Surprisingly, Weismann did not appear to appreciate the full significance of Gregor Mendel's work even after 1900. In The Evolution Theory, apropos Mendel's work, Weismann states, "We must postpone the working of this new material into our theory until a very much wider basis of facts has been supplied." (To most of us today, Mendel's experiments seem completely convincing.)

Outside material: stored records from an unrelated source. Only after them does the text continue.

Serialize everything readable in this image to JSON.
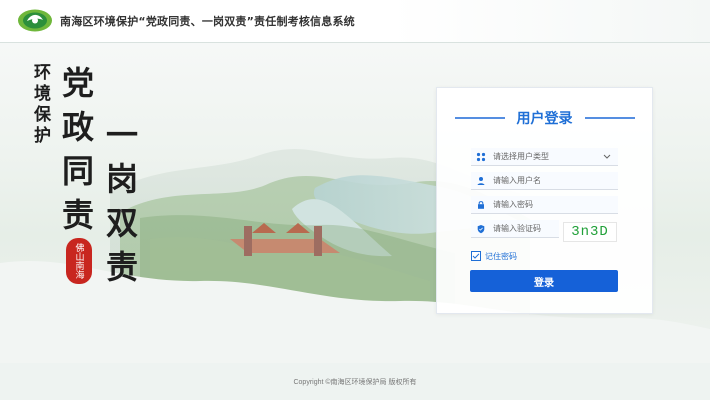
{
  "header": {
    "title": "南海区环境保护“党政同责、一岗双责”责任制考核信息系统",
    "logo_icon": "environment-logo-icon"
  },
  "hero": {
    "slogan_small": "环境保护",
    "slogan_col1": "党政同责",
    "slogan_col2": "一岗双责",
    "seal_text": "佛山南海"
  },
  "login": {
    "title": "用户登录",
    "user_type_placeholder": "请选择用户类型",
    "username_placeholder": "请输入用户名",
    "password_placeholder": "请输入密码",
    "captcha_placeholder": "请输入验证码",
    "captcha_text": "3n3D",
    "remember_label": "记住密码",
    "submit_label": "登录"
  },
  "footer": {
    "copyright": "Copyright ©南海区环境保护局  版权所有"
  },
  "colors": {
    "accent": "#1f6fd6",
    "button": "#1561d8",
    "captcha": "#20a038",
    "seal": "#c8261f"
  }
}
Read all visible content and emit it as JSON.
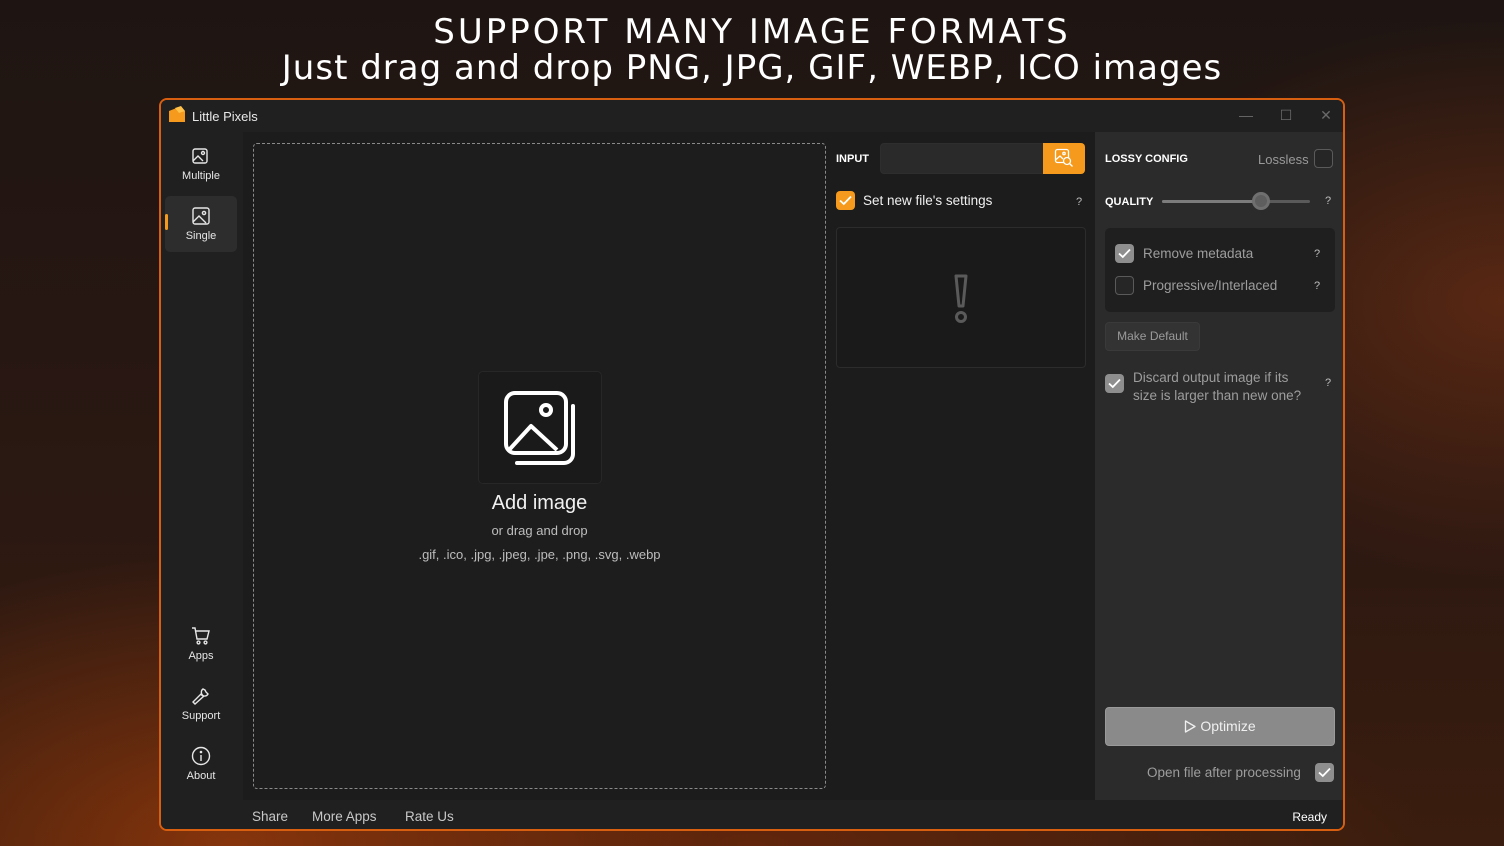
{
  "banner": {
    "headline": "SUPPORT MANY IMAGE FORMATS",
    "subheadline": "Just drag and drop PNG, JPG, GIF, WEBP, ICO images"
  },
  "window": {
    "title": "Little Pixels",
    "controls": {
      "minimize": "—",
      "maximize": "☐",
      "close": "✕"
    }
  },
  "sidebar": {
    "top": [
      {
        "label": "Multiple",
        "icon": "images-icon",
        "active": false
      },
      {
        "label": "Single",
        "icon": "image-icon",
        "active": true
      }
    ],
    "bottom": [
      {
        "label": "Apps",
        "icon": "cart-icon"
      },
      {
        "label": "Support",
        "icon": "wrench-icon"
      },
      {
        "label": "About",
        "icon": "info-icon"
      }
    ]
  },
  "dropzone": {
    "title": "Add image",
    "subtitle": "or drag and drop",
    "formats": ".gif, .ico, .jpg, .jpeg, .jpe, .png, .svg, .webp",
    "icon": "image-stack-icon"
  },
  "input": {
    "label": "INPUT",
    "value": "",
    "button_icon": "browse-images-icon",
    "set_new_settings": {
      "label": "Set new file's settings",
      "checked": true
    },
    "help": "?",
    "preview_icon": "exclamation-icon"
  },
  "config": {
    "title": "LOSSY CONFIG",
    "lossless": {
      "label": "Lossless",
      "checked": false
    },
    "quality": {
      "label": "QUALITY",
      "value_fraction": 0.67
    },
    "help": "?",
    "options": [
      {
        "label": "Remove metadata",
        "checked": true
      },
      {
        "label": "Progressive/Interlaced",
        "checked": false
      }
    ],
    "make_default": "Make Default",
    "discard": {
      "label": "Discard output image if its size is larger than new one?",
      "checked": true
    },
    "optimize": "Optimize",
    "open_after": {
      "label": "Open file after processing",
      "checked": true
    }
  },
  "statusbar": {
    "links": [
      "Share",
      "More Apps",
      "Rate Us"
    ],
    "status": "Ready"
  },
  "colors": {
    "accent": "#f59a1c",
    "window_border": "#d95f10"
  }
}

Yet in some respects Weismann was remarkably farseeing. In his discussion on the "inheritance" of musical ability and other cultural activities, he clearly sets out the distinction between biological heredity, based on a transmission of material through the germ cells, and cultural inheritance, resulting from a process of learning of skills and traditions by individuals of each generation from their parents and other individuals in the surrounding society. Again, in regard to the origin of life on earth, which Weismann discusses in the last chapter of The Evolution Theory, he dismisses the possibility that life was brought to the earth in a meteorite and comes out firmly in favor of spontaneous generation—not however of any form of life like that now familiar to us, but of some extremely primitive bodies (biophors). These "albuminoid substances, " he assumed, could have arisen spontaneously through purely chemicophysical causes, from inorganic materials, under conditions which may no longer exist on the earth. Such views are not far removed from the speculations on the origin of life currently in vogue.